Computational Thinking in Early Childhood

The development of skills related to problem solving is closely linked to a type of thinking called computational thinking. Learn more in the following article.
Computational Thinking in Early Childhood

Last update: 29 April, 2021

The development of computational thinking in early childhood involves the creation of conducive learning environments and activities that allow children, in their early stages of development, to progress in computational skills.

What is computational thinking?

The term “computational thinking” was first used in 1996 by Seymour Papert. This term refers to a method or approach to formulating and solving problems by considering the integration of digital technologies with human ideas.

So, it’s thinking that involves a mental process capable of formulating problems that a computer can find solutions to.

Thus, the development of computational thinking allows people, through computing skills, to solve problems of different kinds. The skills we’re referring to take part in various types of thought, such as:

Computational Thinking in Early Childhood

  • Formulating problems that can be decomposed and solved with the use of computers.
  • Logical organization of data for analysis.
  • Using simulations and other data abstraction models to represent the data.
  • Automating solutions through algorithmic thinking, consisting of an ordered series of steps.
  • Analyzing the implementation and solution steps to improve effectiveness, efficiency, and resources.
  • Generalizing and transferring this problem-solving process to others and to other situations.
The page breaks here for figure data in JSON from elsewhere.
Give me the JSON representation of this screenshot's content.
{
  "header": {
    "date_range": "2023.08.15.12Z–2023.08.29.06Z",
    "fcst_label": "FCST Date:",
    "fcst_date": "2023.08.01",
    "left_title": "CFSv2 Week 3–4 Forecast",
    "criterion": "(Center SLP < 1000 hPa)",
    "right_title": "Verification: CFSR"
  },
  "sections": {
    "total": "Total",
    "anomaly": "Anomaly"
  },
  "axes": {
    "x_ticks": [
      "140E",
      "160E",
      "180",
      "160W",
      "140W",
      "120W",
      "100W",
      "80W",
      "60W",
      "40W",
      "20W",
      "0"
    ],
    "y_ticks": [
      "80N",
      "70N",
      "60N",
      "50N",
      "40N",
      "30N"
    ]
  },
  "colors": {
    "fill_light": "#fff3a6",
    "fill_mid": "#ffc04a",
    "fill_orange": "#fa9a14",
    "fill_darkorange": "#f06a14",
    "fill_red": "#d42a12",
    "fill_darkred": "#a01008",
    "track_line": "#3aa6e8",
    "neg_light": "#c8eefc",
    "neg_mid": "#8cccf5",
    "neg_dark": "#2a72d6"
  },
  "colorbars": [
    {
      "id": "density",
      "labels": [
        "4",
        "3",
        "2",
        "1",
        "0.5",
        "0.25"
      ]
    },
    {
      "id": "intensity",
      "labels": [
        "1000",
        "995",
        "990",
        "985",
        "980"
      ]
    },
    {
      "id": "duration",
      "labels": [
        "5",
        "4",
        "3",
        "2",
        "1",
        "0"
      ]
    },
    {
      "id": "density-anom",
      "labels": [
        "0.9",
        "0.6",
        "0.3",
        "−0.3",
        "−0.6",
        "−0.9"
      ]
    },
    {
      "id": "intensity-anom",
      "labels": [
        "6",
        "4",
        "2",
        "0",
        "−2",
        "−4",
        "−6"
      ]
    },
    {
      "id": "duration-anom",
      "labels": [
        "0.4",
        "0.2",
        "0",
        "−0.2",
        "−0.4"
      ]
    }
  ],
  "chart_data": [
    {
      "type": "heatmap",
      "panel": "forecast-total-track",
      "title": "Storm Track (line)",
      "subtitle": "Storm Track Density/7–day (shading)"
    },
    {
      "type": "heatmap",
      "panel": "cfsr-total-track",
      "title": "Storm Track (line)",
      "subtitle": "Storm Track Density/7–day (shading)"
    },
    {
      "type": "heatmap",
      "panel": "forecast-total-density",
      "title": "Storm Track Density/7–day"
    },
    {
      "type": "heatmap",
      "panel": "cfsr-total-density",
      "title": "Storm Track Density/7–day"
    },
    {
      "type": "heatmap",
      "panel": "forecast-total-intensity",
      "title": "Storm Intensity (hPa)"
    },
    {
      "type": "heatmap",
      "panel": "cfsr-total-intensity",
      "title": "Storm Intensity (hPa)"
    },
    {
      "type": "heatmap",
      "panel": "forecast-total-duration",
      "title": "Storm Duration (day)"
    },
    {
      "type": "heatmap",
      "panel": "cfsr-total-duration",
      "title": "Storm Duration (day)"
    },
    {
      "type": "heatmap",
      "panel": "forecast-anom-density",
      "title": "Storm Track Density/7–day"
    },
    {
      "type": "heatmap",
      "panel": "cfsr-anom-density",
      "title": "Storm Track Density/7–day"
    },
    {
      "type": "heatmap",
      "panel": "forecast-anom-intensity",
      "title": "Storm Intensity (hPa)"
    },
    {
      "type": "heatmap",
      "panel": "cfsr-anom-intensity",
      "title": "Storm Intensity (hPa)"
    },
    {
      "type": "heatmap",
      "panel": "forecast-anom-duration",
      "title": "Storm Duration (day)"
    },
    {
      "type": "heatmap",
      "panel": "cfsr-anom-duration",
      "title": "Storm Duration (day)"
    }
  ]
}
Computational thinking in children

It’s important to note that we shouldn’t directly relate early initiation in computational thinking skills to programming objectives.

Along those same lines, Jeannette Wing, former corporate vice president of Microsoft Research, who has greatly developed the idea of computational thinking, argues that this is a way of thinking that isn’t just for programmers. In fact, she goes on to say that these are useful skills for everyone, not just computer scientists.

So, teaching skills that are part of computational thinking helps children – from a young age – to better structure all the other knowledge of school subjects. At the same time, it encourages the practice of STEM skills and promotes innovation and creation.

And, since occupational thinking involves abstract and complex mental processes, it’s best if it’s encouraged from the earliest stages of child development. Just as it is in other areas such as dance, music, sports, or art.

Computational Thinking in Early Childhood

Importance of play in developing computational thinking in children

By now, you may be thinking that the development of computational thinking in children seems to involve a certain complexity. However, several studies show that, in a playful way, through games, it’s possible and accessible for children to progressively develop this type of thinking. That is, through fun, free, and voluntary activities that motivate their learning.

Thus, one way of approaching the teaching of programming skills to children is through the creation of robots. Robotics is a technology that allows the understanding of sequences of instructions that follow one after another. All this aims to achieve a final goal, which is typical of algorithmic and computational thinking.

Today, there are several computational platforms, such as Scratch, where children can create games and activities, and generate computational thinking.

Scratch is a visual programming language for children 6 years and older, developed by the “Lifelong Kindergarten group” at the MIT Media Lab (Massachusetts Institute of Technology). It’s free and valid for Windows, Mac, and Linux platforms.

Regarding the development of computational thinking in early childhood education

To conclude, it’s important to include content related to programming languages in the early school curriculum. Furthermore, it should adapt to the children’s learning and development level. As we’ve seen, learning this content is beneficial for children because it improves their attention span, concentration, autonomy, and creativity.

Therefore, integrating robotics in the early childhood education classroom is a good way for children to begin to become familiar with computational thinking. Considering the maturity and learning level of children of infant age, the training and intervention of the educator will likely be essential.